If we had not already sold at $44 or so , we would do so now.
MFC and Happy New Year
Manulife is one of my favorite stocks, not only did 3 of my predictions come true pretty accurately, I can also claim a slight advantage of having worked with these guys. This is not a small company, supposedly they are the largest insurer in North America and one of the few companies well positioned for business in such hotbed economies as China and India. In Canada they are best known for their meticulously manicured front lawn on Bloorstreet and their “performax” – one size fits all – life insurance product. As mentioned before, all this went to their head and they became so cock-sure of their own marketing nonsense that they made the cardinal mistake of actually believing it.
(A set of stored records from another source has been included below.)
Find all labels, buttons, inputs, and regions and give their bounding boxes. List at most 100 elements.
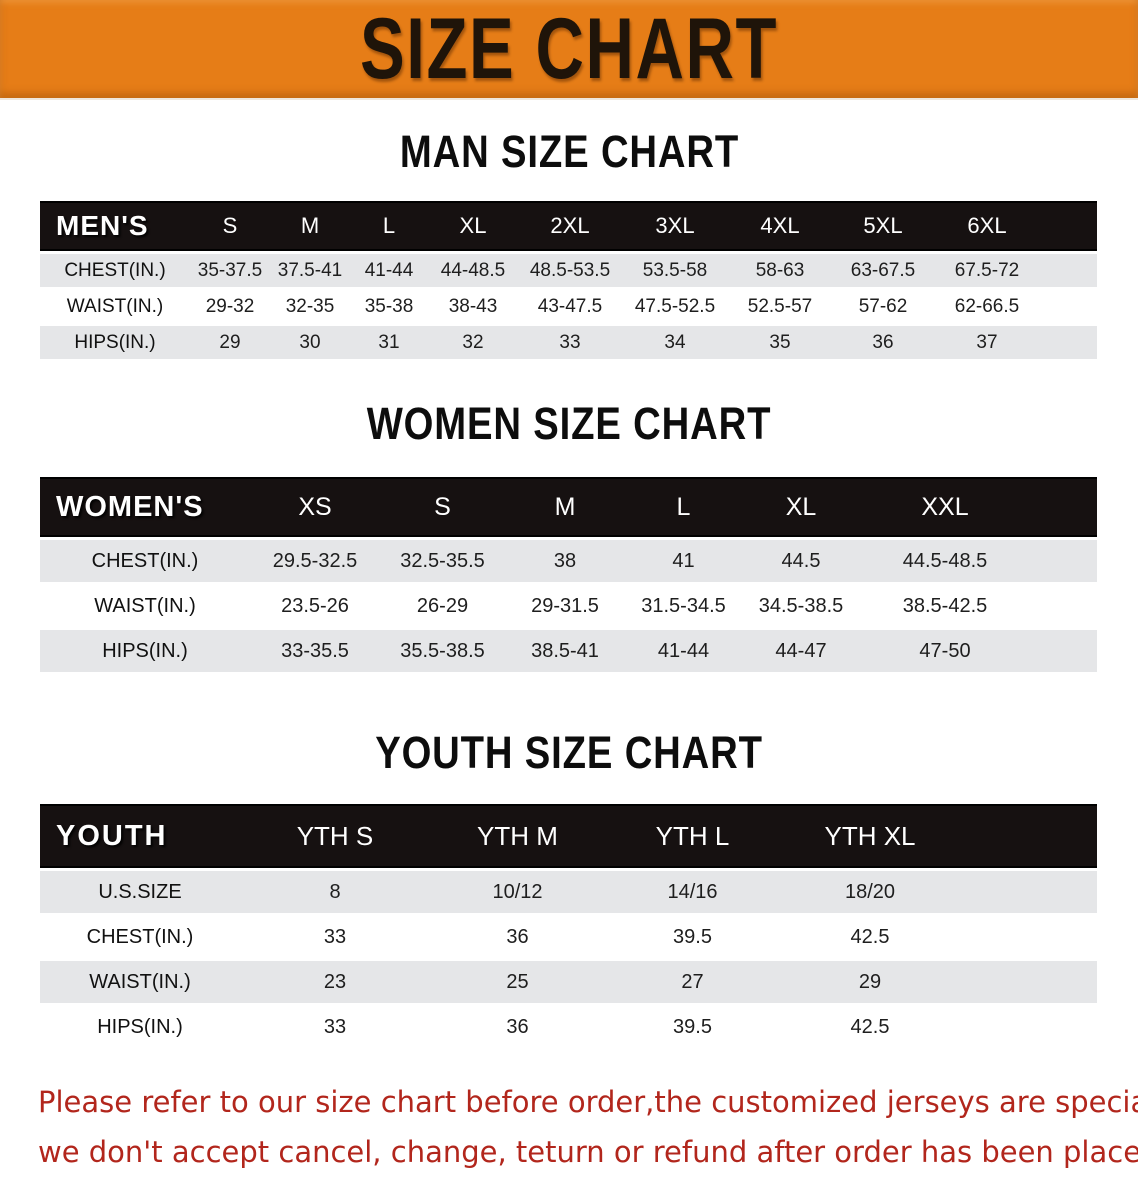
table-cell: 38-43: [428, 290, 518, 323]
table-cell: 10/12: [430, 871, 605, 913]
row-filler: [960, 1006, 1097, 1048]
table-cell: 41-44: [625, 630, 742, 672]
table-cell: 8: [240, 871, 430, 913]
size-chart-banner: SIZE CHART: [0, 0, 1138, 100]
women-size-col-l: L: [625, 477, 742, 537]
table-cell: 52.5-57: [728, 290, 832, 323]
women-size-col-xs: XS: [250, 477, 380, 537]
youth-section: YOUTH SIZE CHART YOUTH YTH S YTH M YTH L…: [0, 675, 1138, 1051]
row-filler: [960, 871, 1097, 913]
row-filler: [1030, 540, 1097, 582]
table-cell: 42.5: [780, 1006, 960, 1048]
youth-heading: YOUTH SIZE CHART: [375, 727, 763, 778]
table-cell: 44-47: [742, 630, 860, 672]
women-waist-row: WAIST(IN.) 23.5-26 26-29 29-31.5 31.5-34…: [40, 585, 1097, 627]
table-cell: 35-37.5: [190, 254, 270, 287]
table-cell: 33: [240, 1006, 430, 1048]
table-cell: 38.5-42.5: [860, 585, 1030, 627]
table-cell: 41: [625, 540, 742, 582]
table-cell: 32-35: [270, 290, 350, 323]
table-cell: 42.5: [780, 916, 960, 958]
youth-ussize-row: U.S.SIZE 8 10/12 14/16 18/20: [40, 871, 1097, 913]
men-size-col-3xl: 3XL: [622, 201, 728, 251]
table-cell: 29-31.5: [505, 585, 625, 627]
men-section: MAN SIZE CHART MEN'S S M L XL 2XL 3XL 4X…: [0, 100, 1138, 362]
table-cell: 43-47.5: [518, 290, 622, 323]
table-cell: 48.5-53.5: [518, 254, 622, 287]
table-cell: 33: [518, 326, 622, 359]
table-cell: 44-48.5: [428, 254, 518, 287]
men-table-title: MEN'S: [40, 201, 190, 251]
row-filler: [1040, 326, 1097, 359]
table-cell: 23.5-26: [250, 585, 380, 627]
youth-size-col-s: YTH S: [240, 804, 430, 868]
table-cell: 29.5-32.5: [250, 540, 380, 582]
table-cell: 35-38: [350, 290, 428, 323]
table-cell: 37.5-41: [270, 254, 350, 287]
women-size-col-m: M: [505, 477, 625, 537]
disclaimer-line-1: Please refer to our size chart before or…: [38, 1085, 1138, 1119]
table-cell: 29: [190, 326, 270, 359]
row-label: WAIST(IN.): [40, 290, 190, 323]
men-size-col-l: L: [350, 201, 428, 251]
banner-title: SIZE CHART: [359, 0, 779, 97]
table-cell: 39.5: [605, 1006, 780, 1048]
table-cell: 34.5-38.5: [742, 585, 860, 627]
table-cell: 34: [622, 326, 728, 359]
women-heading: WOMEN SIZE CHART: [366, 398, 772, 449]
row-filler: [1030, 585, 1097, 627]
table-cell: 36: [832, 326, 934, 359]
women-header-row: WOMEN'S XS S M L XL XXL: [40, 477, 1097, 537]
men-chest-row: CHEST(IN.) 35-37.5 37.5-41 41-44 44-48.5…: [40, 254, 1097, 287]
women-chest-row: CHEST(IN.) 29.5-32.5 32.5-35.5 38 41 44.…: [40, 540, 1097, 582]
table-cell: 57-62: [832, 290, 934, 323]
table-cell: 29: [780, 961, 960, 1003]
row-filler: [1040, 254, 1097, 287]
men-size-col-xl: XL: [428, 201, 518, 251]
order-disclaimer: Please refer to our size chart before or…: [0, 1077, 1138, 1177]
table-cell: 27: [605, 961, 780, 1003]
table-cell: 30: [270, 326, 350, 359]
table-cell: 37: [934, 326, 1040, 359]
women-size-col-xxl: XXL: [860, 477, 1030, 537]
table-cell: 31.5-34.5: [625, 585, 742, 627]
table-cell: 35: [728, 326, 832, 359]
table-cell: 33-35.5: [250, 630, 380, 672]
youth-size-col-l: YTH L: [605, 804, 780, 868]
men-size-col-4xl: 4XL: [728, 201, 832, 251]
women-table-title: WOMEN'S: [40, 477, 250, 537]
table-cell: 32.5-35.5: [380, 540, 505, 582]
women-section: WOMEN SIZE CHART WOMEN'S XS S M L XL XXL…: [0, 362, 1138, 675]
disclaimer-line-2: we don't accept cancel, change, teturn o…: [38, 1135, 1138, 1169]
table-cell: 38.5-41: [505, 630, 625, 672]
table-cell: 47-50: [860, 630, 1030, 672]
table-cell: 36: [430, 916, 605, 958]
row-filler: [960, 961, 1097, 1003]
row-label: CHEST(IN.): [40, 254, 190, 287]
row-label: WAIST(IN.): [40, 585, 250, 627]
men-heading: MAN SIZE CHART: [399, 126, 739, 177]
table-cell: 31: [350, 326, 428, 359]
row-filler: [1040, 290, 1097, 323]
men-size-col-m: M: [270, 201, 350, 251]
table-cell: 14/16: [605, 871, 780, 913]
men-size-col-5xl: 5XL: [832, 201, 934, 251]
men-size-col-6xl: 6XL: [934, 201, 1040, 251]
table-cell: 29-32: [190, 290, 270, 323]
row-label: HIPS(IN.): [40, 1006, 240, 1048]
men-size-col-2xl: 2XL: [518, 201, 622, 251]
table-cell: 35.5-38.5: [380, 630, 505, 672]
women-size-col-xl: XL: [742, 477, 860, 537]
youth-size-col-xl: YTH XL: [780, 804, 960, 868]
women-hips-row: HIPS(IN.) 33-35.5 35.5-38.5 38.5-41 41-4…: [40, 630, 1097, 672]
table-cell: 53.5-58: [622, 254, 728, 287]
youth-table-title: YOUTH: [40, 804, 240, 868]
men-size-col-s: S: [190, 201, 270, 251]
youth-header-row: YOUTH YTH S YTH M YTH L YTH XL: [40, 804, 1097, 868]
header-filler: [1030, 477, 1097, 537]
row-label: WAIST(IN.): [40, 961, 240, 1003]
youth-chest-row: CHEST(IN.) 33 36 39.5 42.5: [40, 916, 1097, 958]
table-cell: 18/20: [780, 871, 960, 913]
table-cell: 36: [430, 1006, 605, 1048]
table-cell: 67.5-72: [934, 254, 1040, 287]
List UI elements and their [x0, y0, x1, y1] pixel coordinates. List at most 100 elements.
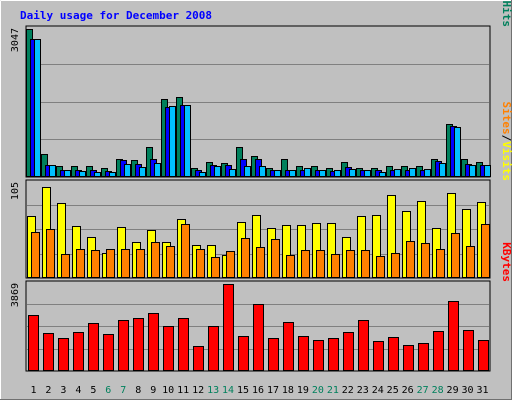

Their biggest sin was that they applied the near certainty of mortality tables to the not at all certain economic statistics, particularly the one that says stocks never go down over 10-year periods. This delusion quickly moved the company from a boring and staid insures to a bell-weather of the stock market itself, albeit with a much larger amplitude in its volatility (why we recommended it at $11.25).
In our last few comments we recommended the stock as a buy for a $3-$5 minimum rally. It has done that and more. We would sell it today, it could go higher yet but that is where the probabilities change rapidly, furthermore a +- 40% profit is not a bad thing to take. The company is mending its ways, now it has cut 25% of its exposure by shorting 5bln notional equity futures and a few other things. These “hedges”now cost a lot more than they would have 2/3 years ago! They hope to do more and be “hedged” up to 60% in a year or so. They are damned if they do and damned if they don’t. The costs are going to eat away at their profitability. For some odd reason the market just loves these guy after hating them 5 months ago. EW wise the stock could easily rise further to say $20 but , unless you use a tight trailing stop-loss this is not the time to stick around.